Back injuries can be devastating to employees who suffer them — and a few best practices can prevent these problems. What should your team members learn from training?
Back injuries are both relatively common and potentially devastating. In many kinds of workplaces, preventing these incidents from occurring comes down to a blend of factors, from setting up the work environment in ergonomically friendly ways to investing in appropriate training. Many of the day-to-day activities performed by workers could be harmful if done in an incorrect manner. As a workplace leader, it’s up to you to make sure your team is staying safe.
What OSHA Says About Back Injuries
The Occupational Safety and Health Administration’s guide to back health in the workplace explains how this category of trauma can be broken down into two main types. Some back injuries build in intensity over time, due to an individual performing a repetitive action. Other back disorders are exacerbated by a single event, usually when an employee lifts a load in an improper way, or tries to pick up something too heavy. Even these acute issues typically involve gradual weakening over time before the inciting injury.
OSHA notes that back injuries are an important and costly problem to address in the workplace, despite the fact these traumas don’t typically lead to deaths. Back injuries are a major cause of suffering and disability for workers, as well as financial loss for their employers. Since the risk of back injury is greater among older employees, an aging workforce has made these problems more important to tackle than ever before.
The U.S. Department of Health & Human Services’ Federal Occupational Health agency indicated back injuries are responsible for nearly one-fifth of all workplace injuries and illnesses. Taking that much productivity out of the workforce comes with a high price tag for employers: Between $20 and $50 billion is lost every year due to workers who have suffered back trauma.
What leads to back disorders? OSHA notes there are several contributing factors, from stressful positioning, poor posture and bad ergonomic mechanics to single actions such as bending, twisting or reaching while lifting an object. Employees who try to lift objects on slippery floors or work while fatigued are at added risk of injury, as are those whose work areas are poorly designed or who haven’t maintained physical fitness. HHS explained how people who perform strengthening exercises and always display good form when lifting and carrying objects may be sparing themselves back stress. Formalizing these practices through policies and training is important.
How to Prevent Back Injuries
The first step in preventing back trauma in the workplace is to create an environment that promotes ergonomically sound practices. OSHA recommends companies should strive to reduce the amount of weight employees have to carry at any time, as well as the motion required. Platforms and conveyors carrying objects should be set at appropriate heights so workers are not constantly reaching up or bending down. When there is equipment in place to help handle heavy loads, it should be designed for easy use while the employee is standing upright.
Workstations and work benches can cause back injuries over time if they are set at the wrong height. Whether employees do their jobs standing or seated, they should be able to accomplish their tasks while in comfortable positions — fully upright or with their weight supported. Generally, facility operators seeking to make their spaces more ergonomically suitable for employees should bring things closer to employees’ grasp, cutting down on reaching, twisting and straining.
When setting roles and duties, employees can be rotated on and off intense tasks, given hourly breaks to recuperate, or teamed up so two people lift heavy loads. Leaders should also give thought to whether there are appropriate chairs, stools, footrests, mats and more in place.
OSHA’s specifications for back safety training programs state employees should learn multiple aspects of prevention, from the principles of safe movement to the procedures and methods used to report injuries before they reach critical levels. In addition to a general overview of back care, workers should be familiar with specific practices for their duties. Depending on the specific tasks associated with a role, from heavy lifting in a warehouse to sitting at a workstation, there will be unique best practices to learn.
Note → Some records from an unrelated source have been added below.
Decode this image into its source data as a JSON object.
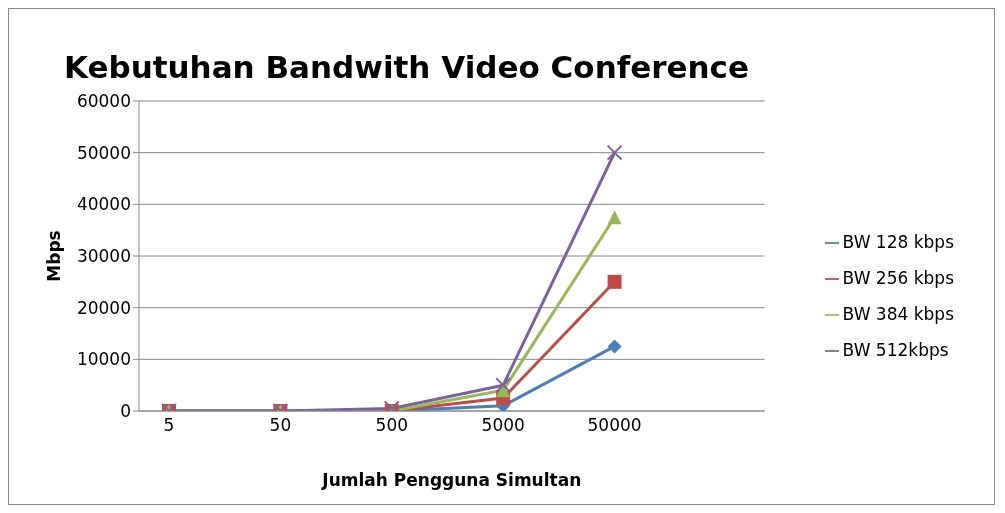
{
  "chart_data": {
    "type": "line",
    "title": "Kebutuhan Bandwith Video Conference",
    "xlabel": "Jumlah Pengguna Simultan",
    "ylabel": "Mbps",
    "categories": [
      "5",
      "50",
      "500",
      "5000",
      "50000"
    ],
    "series": [
      {
        "name": "BW 128 kbps",
        "color": "#4a7ebb",
        "marker": "diamond",
        "values": [
          0,
          0,
          0,
          1000,
          12500
        ]
      },
      {
        "name": "BW 256 kbps",
        "color": "#be4b48",
        "marker": "square",
        "values": [
          0,
          0,
          0,
          2500,
          25000
        ]
      },
      {
        "name": "BW 384 kbps",
        "color": "#98b954",
        "marker": "triangle",
        "values": [
          0,
          0,
          0,
          4000,
          37500
        ]
      },
      {
        "name": "BW 512kbps",
        "color": "#7d60a0",
        "marker": "cross",
        "values": [
          0,
          0,
          500,
          5000,
          50000
        ]
      }
    ],
    "ylim": [
      0,
      60000
    ],
    "yticks": [
      0,
      10000,
      20000,
      30000,
      40000,
      50000,
      60000
    ],
    "grid": "y",
    "legend": "right",
    "line_style": "solid"
  }
}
Types of Back Injury Prevention Training
Picking the right back training program for a workplace involves matching the company’s needs. Some roles don’t involve lifting, while for others that is the primary injury risk factor. Different workplaces may also have different best practices regarding similar tasks. Construction site supervisors can opt for different safe lifting training than industrial facility operators, for example.
A modern, video-based approach to training can be a quick and effective way to get everyone up to speed on back safety. When training is delivered digitally, a company does not have to invest the time or budget required for an in-person session, and it’s simple to teach a new employee during orientation. You can take action against a very common category of workplace harm with this training.